The men, including former police officer Richard Barklie, were involved in an incident in which a black Frenchman was repeatedly shoved off a metro train carriage ahead of Chelsea's Champions League match against Paris Saint Germain.
"This was an abhorrent, nasty, offensive, arrogant and utterly unacceptable behaviour and cannot be allowed in modern, civilised society," district judge Gareth Branston said at Stratford Magistrates Court in east London.
"It must be stamped out," he said.
Branston said the 50-year-old Barklie and 20-year-old former finance worker Josh Parsons had played a leading role in the racist abuse and in pushing Souleymane Sylla off the train.
He accused them of "aggressive, disorderly conduct".

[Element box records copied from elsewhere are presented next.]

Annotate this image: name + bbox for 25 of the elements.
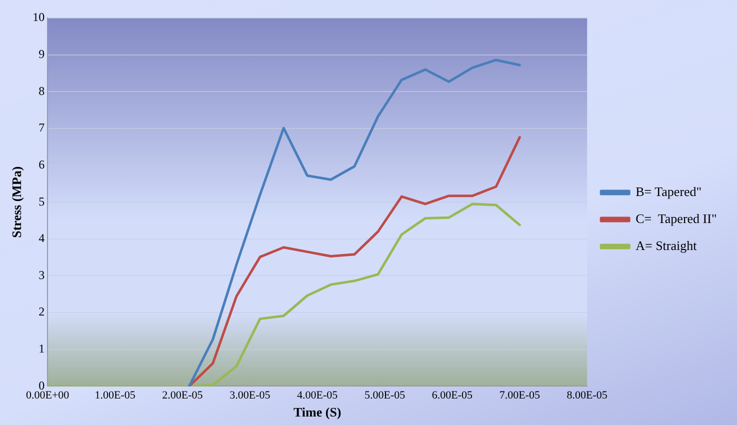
x-axis-title: Time (S) [293,404,342,420]
y-tick-label: 8 [38,84,45,98]
y-tick-label: 2 [38,304,45,319]
x-tick-label: 3.00E-05 [230,390,271,402]
x-tick-label: 2.00E-05 [162,390,204,402]
y-tick-label: 9 [38,46,45,61]
x-tick-label: 8.00E-05 [566,390,608,402]
y-tick-label: 1 [38,342,45,356]
y-tick-label: 6 [38,157,45,172]
y-tick-label: 0 [38,378,45,392]
y-tick-label: 3 [38,268,45,282]
x-tick-label: 1.00E-05 [94,390,136,402]
y-tick-label: 4 [38,231,45,246]
y-tick-label: 7 [38,120,45,135]
y-tick-label: 10 [32,10,45,24]
y-tick-label: 5 [38,194,45,208]
y-axis-title: Stress (MPa) [9,166,24,238]
x-tick-label: 6.00E-05 [432,390,474,402]
legend-label: B= Tapered" [636,184,702,199]
legend-label: C= Tapered II" [636,210,717,226]
x-tick-label: 5.00E-05 [364,390,406,402]
x-tick-label: 0.00E+00 [26,390,70,402]
x-tick-label: 7.00E-05 [499,390,540,402]
x-tick-label: 4.00E-05 [297,390,338,402]
legend-label: A= Straight [636,238,698,253]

Barklie had defended himself in court, saying there was no racist motive in pushing Sylla and accusing the Frenchman of "aggression" for trying to board a crowded train.
Barklie, Parsons and William Simpson, 26, received court orders banning them from all football matches for five years.

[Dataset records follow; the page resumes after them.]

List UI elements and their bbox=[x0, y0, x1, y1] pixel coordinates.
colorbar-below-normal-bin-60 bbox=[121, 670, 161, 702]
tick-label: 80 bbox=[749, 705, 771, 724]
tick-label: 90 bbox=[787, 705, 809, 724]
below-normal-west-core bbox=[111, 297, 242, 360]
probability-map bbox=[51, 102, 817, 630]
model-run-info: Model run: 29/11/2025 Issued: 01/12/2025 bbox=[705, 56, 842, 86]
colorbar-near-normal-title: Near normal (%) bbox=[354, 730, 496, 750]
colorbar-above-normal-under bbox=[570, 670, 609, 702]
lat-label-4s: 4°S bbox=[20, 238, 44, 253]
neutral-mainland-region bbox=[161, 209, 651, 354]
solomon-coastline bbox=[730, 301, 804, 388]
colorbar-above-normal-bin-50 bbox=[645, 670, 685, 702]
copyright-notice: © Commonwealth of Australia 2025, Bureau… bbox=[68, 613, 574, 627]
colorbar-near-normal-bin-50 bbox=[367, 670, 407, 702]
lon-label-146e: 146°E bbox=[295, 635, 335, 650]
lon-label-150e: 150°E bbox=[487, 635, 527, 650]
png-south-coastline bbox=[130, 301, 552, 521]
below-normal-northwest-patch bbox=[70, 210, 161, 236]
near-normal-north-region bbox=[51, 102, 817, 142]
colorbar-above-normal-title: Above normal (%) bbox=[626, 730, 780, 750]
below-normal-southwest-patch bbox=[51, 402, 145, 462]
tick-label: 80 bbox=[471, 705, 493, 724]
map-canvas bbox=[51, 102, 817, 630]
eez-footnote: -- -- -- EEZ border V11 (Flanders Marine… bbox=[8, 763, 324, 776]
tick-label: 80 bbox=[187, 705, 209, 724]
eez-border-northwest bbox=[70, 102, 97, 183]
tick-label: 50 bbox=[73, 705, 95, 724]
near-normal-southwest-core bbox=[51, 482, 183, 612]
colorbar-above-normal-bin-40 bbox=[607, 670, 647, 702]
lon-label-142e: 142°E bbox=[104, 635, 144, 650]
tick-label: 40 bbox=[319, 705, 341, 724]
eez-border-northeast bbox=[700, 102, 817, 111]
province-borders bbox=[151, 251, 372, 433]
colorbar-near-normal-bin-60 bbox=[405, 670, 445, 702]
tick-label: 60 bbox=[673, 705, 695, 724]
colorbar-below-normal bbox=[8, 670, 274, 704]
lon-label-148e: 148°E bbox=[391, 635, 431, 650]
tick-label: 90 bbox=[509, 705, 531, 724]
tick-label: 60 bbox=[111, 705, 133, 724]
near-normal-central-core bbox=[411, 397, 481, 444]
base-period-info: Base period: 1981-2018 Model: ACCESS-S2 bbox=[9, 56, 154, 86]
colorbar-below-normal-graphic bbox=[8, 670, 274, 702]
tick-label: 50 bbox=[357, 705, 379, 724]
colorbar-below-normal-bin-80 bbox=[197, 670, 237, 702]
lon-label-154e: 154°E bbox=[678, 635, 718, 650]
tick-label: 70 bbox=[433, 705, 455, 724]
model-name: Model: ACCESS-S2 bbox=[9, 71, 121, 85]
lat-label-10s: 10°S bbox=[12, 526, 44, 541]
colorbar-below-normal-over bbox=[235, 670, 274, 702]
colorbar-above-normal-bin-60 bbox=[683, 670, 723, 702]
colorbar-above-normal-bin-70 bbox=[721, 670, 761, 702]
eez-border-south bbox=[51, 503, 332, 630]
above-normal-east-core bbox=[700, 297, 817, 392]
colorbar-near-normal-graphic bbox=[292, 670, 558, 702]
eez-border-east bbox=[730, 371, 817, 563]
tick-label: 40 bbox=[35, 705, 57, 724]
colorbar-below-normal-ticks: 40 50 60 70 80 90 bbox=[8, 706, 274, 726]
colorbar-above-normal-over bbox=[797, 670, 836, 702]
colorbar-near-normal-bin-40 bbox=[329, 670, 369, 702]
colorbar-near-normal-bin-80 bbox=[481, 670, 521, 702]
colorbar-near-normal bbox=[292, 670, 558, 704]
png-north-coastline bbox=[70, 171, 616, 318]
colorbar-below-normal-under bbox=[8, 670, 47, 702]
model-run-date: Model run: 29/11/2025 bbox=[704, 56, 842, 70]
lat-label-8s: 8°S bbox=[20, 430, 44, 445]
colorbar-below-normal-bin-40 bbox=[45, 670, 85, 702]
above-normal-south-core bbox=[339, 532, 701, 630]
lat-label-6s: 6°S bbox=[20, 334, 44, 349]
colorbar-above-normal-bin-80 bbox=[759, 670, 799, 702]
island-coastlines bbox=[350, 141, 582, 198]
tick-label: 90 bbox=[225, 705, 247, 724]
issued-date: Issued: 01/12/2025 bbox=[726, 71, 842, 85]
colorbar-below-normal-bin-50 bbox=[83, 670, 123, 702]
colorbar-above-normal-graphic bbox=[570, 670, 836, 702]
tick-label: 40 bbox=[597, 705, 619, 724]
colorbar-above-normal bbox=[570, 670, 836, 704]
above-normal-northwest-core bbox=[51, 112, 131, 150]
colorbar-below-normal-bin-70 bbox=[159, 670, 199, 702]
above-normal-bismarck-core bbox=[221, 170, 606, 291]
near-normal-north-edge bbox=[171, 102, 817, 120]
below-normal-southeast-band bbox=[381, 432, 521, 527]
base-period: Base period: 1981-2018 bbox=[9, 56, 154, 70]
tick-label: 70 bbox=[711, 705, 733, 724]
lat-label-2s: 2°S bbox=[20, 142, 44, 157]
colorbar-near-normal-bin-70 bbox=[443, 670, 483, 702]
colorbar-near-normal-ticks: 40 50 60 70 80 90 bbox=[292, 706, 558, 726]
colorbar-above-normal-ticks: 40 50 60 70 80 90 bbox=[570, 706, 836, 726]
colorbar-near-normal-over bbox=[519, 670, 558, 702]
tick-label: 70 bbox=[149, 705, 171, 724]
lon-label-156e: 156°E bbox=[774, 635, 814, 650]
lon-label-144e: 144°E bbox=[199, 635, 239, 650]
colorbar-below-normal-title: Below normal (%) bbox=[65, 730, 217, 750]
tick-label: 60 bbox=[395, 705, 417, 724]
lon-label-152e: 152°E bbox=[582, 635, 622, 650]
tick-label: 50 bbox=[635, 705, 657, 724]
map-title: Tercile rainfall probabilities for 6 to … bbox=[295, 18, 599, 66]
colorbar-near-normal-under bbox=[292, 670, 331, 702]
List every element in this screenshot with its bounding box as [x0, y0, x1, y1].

A fourth fan, 20-year-old Jordan Munday, was accused of joining in racist chanting and banned for three years.
A fifth fan in the same case, Dean Callis, 32, has already received a five-year banning order for his role.
The incident, captured on the mobile phone of a British expatriate, sparked widespread condemnation and has already prompted Chelsea to ban the five supporters from Stamford Bridge.